More 'difficult issues'
Scholz had vowed to discuss "difficult issues" with Chinese leaders.
Like the US and many Western countries, Scholz asserted that Berlin follows the "One China principle" when it comes to Taiwan, but warned that any change to the status quo must only happen peacefully and with dialogue.
Last week, China decried a visit by a delegation of German lawmakers to Taiwan amid concerns that Beijing could invade the island.
Scholz also stressed that human rights are universally recognizied and urged the rights of Uyghurs and other ethnic groups in China's Xinjiang be upheld.
"This is not interference in internal affairs," he said. Beijing has long rejected criticism of its treatment of Uyghurs as foreign interference.
A recent UN report said that China's human rights violations in Xinjiang might amount to crimes against humanity.
Trade high on the agenda
Scholz also emphasized the need for continued economic cooperation with China.
The German leader said he wanted "to talk about how we can further develop our economic cooperation on other topics: climate change, food security, indebted countries."

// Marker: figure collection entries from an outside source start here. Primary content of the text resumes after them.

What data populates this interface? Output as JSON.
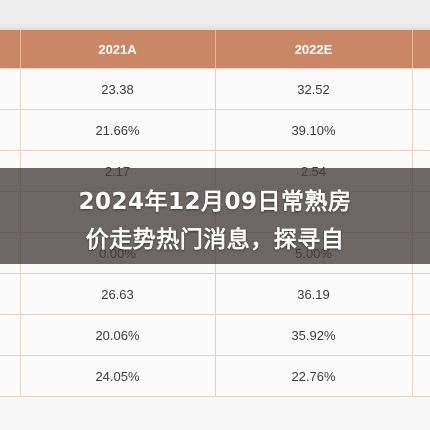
{
  "table": {
    "headers": [
      "",
      "2021A",
      "2022E",
      ""
    ],
    "rows": [
      [
        "",
        "23.38",
        "32.52",
        ""
      ],
      [
        "",
        "21.66%",
        "39.10%",
        ""
      ],
      [
        "",
        "2.17",
        "2.54",
        ""
      ],
      [
        "",
        "",
        "",
        ""
      ],
      [
        "",
        "0.00%",
        "5.00%",
        ""
      ],
      [
        "",
        "26.63",
        "36.19",
        ""
      ],
      [
        "",
        "20.06%",
        "35.92%",
        ""
      ],
      [
        "",
        "24.05%",
        "22.76%",
        ""
      ]
    ]
  },
  "banner": {
    "line1": "2024年12月09日常熟房",
    "line2": "价走势热门消息，探寻自"
  },
  "colors": {
    "header_bg": "#c98766",
    "overlay": "#443e3a"
  }
}
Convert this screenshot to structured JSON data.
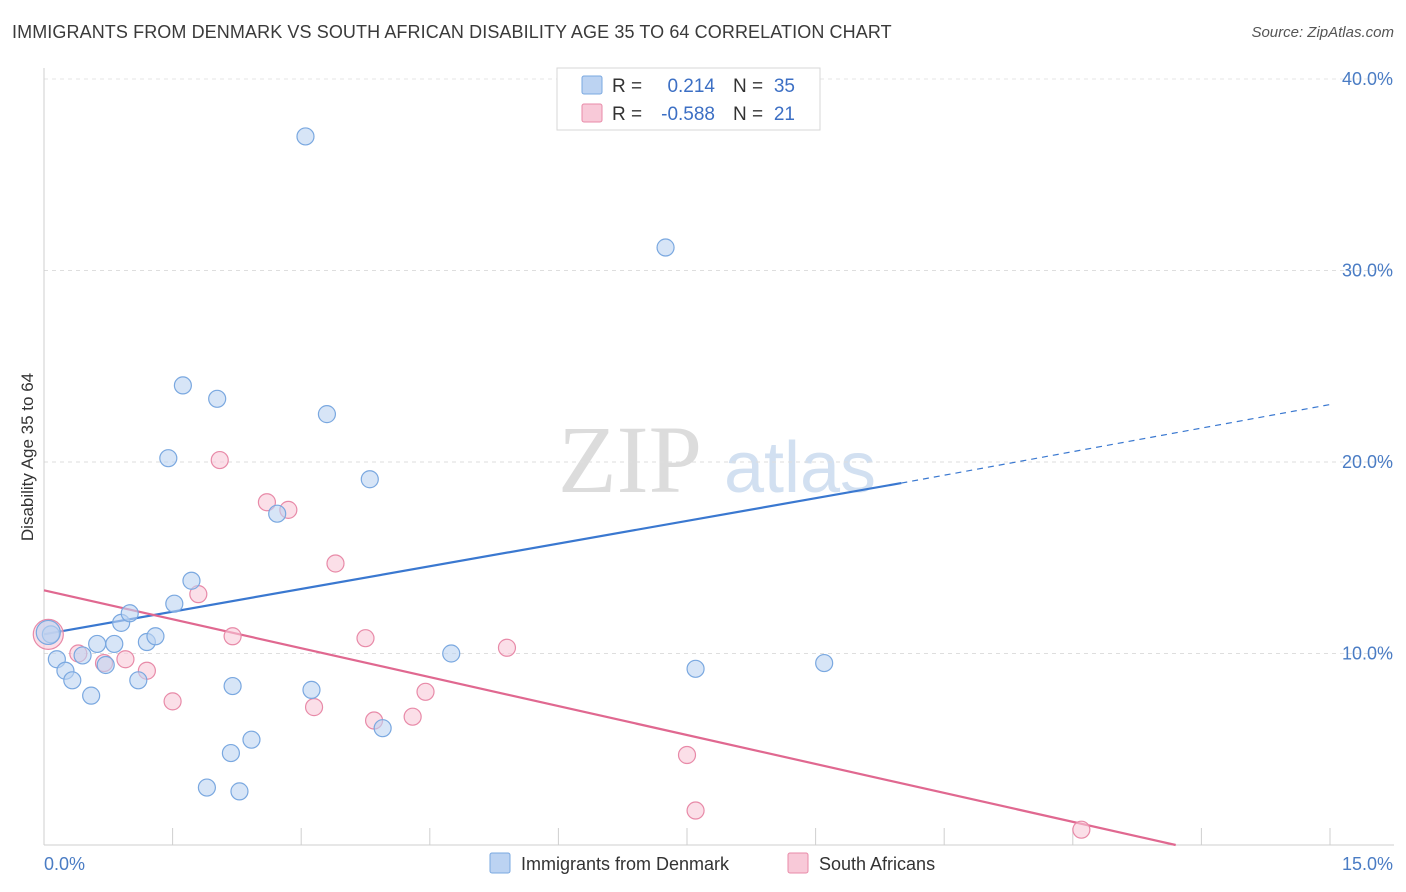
{
  "title": "IMMIGRANTS FROM DENMARK VS SOUTH AFRICAN DISABILITY AGE 35 TO 64 CORRELATION CHART",
  "source": "Source: ZipAtlas.com",
  "watermark": {
    "zip": "ZIP",
    "atlas": "atlas"
  },
  "legend_stats": [
    {
      "r_label": "R =",
      "r_value": "0.214",
      "n_label": "N =",
      "n_value": "35",
      "color": "#7aa8e0",
      "fill": "#bcd3f2"
    },
    {
      "r_label": "R =",
      "r_value": "-0.588",
      "n_label": "N =",
      "n_value": "21",
      "color": "#e88aa8",
      "fill": "#f8c9d8"
    }
  ],
  "chart_data": {
    "type": "scatter",
    "title": "IMMIGRANTS FROM DENMARK VS SOUTH AFRICAN DISABILITY AGE 35 TO 64 CORRELATION CHART",
    "xlabel": "",
    "ylabel": "Disability Age 35 to 64",
    "xlim": [
      0,
      15
    ],
    "ylim": [
      0,
      40
    ],
    "x_tick_labels": [
      "0.0%",
      "15.0%"
    ],
    "y_ticks": [
      10,
      20,
      30,
      40
    ],
    "y_tick_labels": [
      "10.0%",
      "20.0%",
      "30.0%",
      "40.0%"
    ],
    "grid": true,
    "legend_position": "bottom",
    "series": [
      {
        "name": "Immigrants from Denmark",
        "color": "#7aa8e0",
        "fill": "#bcd3f2",
        "trend": {
          "x0": 0,
          "y0": 11.0,
          "x1": 10.0,
          "y1": 18.9,
          "x_dash_end": 15.0,
          "y_dash_end": 23.0,
          "color": "#3a78d0"
        },
        "points": [
          [
            0.08,
            11.0
          ],
          [
            0.15,
            9.7
          ],
          [
            0.25,
            9.1
          ],
          [
            0.33,
            8.6
          ],
          [
            0.45,
            9.9
          ],
          [
            0.55,
            7.8
          ],
          [
            0.62,
            10.5
          ],
          [
            0.72,
            9.4
          ],
          [
            0.82,
            10.5
          ],
          [
            0.9,
            11.6
          ],
          [
            1.0,
            12.1
          ],
          [
            1.1,
            8.6
          ],
          [
            1.2,
            10.6
          ],
          [
            1.3,
            10.9
          ],
          [
            1.45,
            20.2
          ],
          [
            1.52,
            12.6
          ],
          [
            1.62,
            24.0
          ],
          [
            1.72,
            13.8
          ],
          [
            1.9,
            3.0
          ],
          [
            2.02,
            23.3
          ],
          [
            2.18,
            4.8
          ],
          [
            2.2,
            8.3
          ],
          [
            2.28,
            2.8
          ],
          [
            2.42,
            5.5
          ],
          [
            2.72,
            17.3
          ],
          [
            3.05,
            37.0
          ],
          [
            3.12,
            8.1
          ],
          [
            3.3,
            22.5
          ],
          [
            3.8,
            19.1
          ],
          [
            3.95,
            6.1
          ],
          [
            4.75,
            10.0
          ],
          [
            7.25,
            31.2
          ],
          [
            7.6,
            9.2
          ],
          [
            9.1,
            9.5
          ],
          [
            0.05,
            11.1
          ]
        ]
      },
      {
        "name": "South Africans",
        "color": "#e88aa8",
        "fill": "#f8c9d8",
        "trend": {
          "x0": 0,
          "y0": 13.3,
          "x1": 13.2,
          "y1": 0,
          "color": "#e06890"
        },
        "points": [
          [
            0.05,
            11.0
          ],
          [
            0.4,
            10.0
          ],
          [
            0.7,
            9.5
          ],
          [
            0.95,
            9.7
          ],
          [
            1.2,
            9.1
          ],
          [
            1.5,
            7.5
          ],
          [
            1.8,
            13.1
          ],
          [
            2.05,
            20.1
          ],
          [
            2.2,
            10.9
          ],
          [
            2.6,
            17.9
          ],
          [
            2.85,
            17.5
          ],
          [
            3.15,
            7.2
          ],
          [
            3.4,
            14.7
          ],
          [
            3.75,
            10.8
          ],
          [
            3.85,
            6.5
          ],
          [
            4.3,
            6.7
          ],
          [
            4.45,
            8.0
          ],
          [
            5.4,
            10.3
          ],
          [
            7.5,
            4.7
          ],
          [
            7.6,
            1.8
          ],
          [
            12.1,
            0.8
          ]
        ]
      }
    ]
  }
}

The German and Chinese economies are deeply intertwined. Some even within Scholz's coalition government are worried the relationship is too close.
Foreign Minister Annalena Baerbock recently said mistakes made in the past that led to heavy dependence on Russia must not be repeated with China.
"Ladies and gentlemen, it is good and right that I am here today," Scholz said at the beggining of his remarks to the press, in a clear response to domestic and international criticism over his trip.
Scholz had insisted that direct talks with Chinese leaders were "all the more important" after a long hiatus, partly owing to the COVID-19 pandemic.
DW's chief international editor Richard Walker said Scholz was "sticking his neck out" by going to Beijing.
"What Olaf Scholz has been saying about this trip is simply that it is important for Germany and China to be talking ... especially in the time of tensions that exist around the world, particularly the geopolitical tensions [and] Russia's war in Ukraine, that it's very important for there to be an exchange of views even if you don't agree about everything," Walker said.
One thing Germany's three-party coalition agreed to when negotiating their government was to develop a new China strategy.
The visit comes shortly after Scholz — despite objections from many in his Cabinet and ruling coalition — pushed through a controversial deal to allow Chinese state-owned shipping company Cosco to buy a minority 24.9% stake in one of Hamburg's port terminals.
Baltic nations and some other former Soviet bloc countries have also become increasingly suspicious of China's growing economic influence in Europe, particularly given what Xi recently called Beijing's "no limits" friendship with Moscow.
At an EU summit in Brussels on October 21 focusing on relations with China, the Baltic states said it was important to speak to Beijing with a "single voice."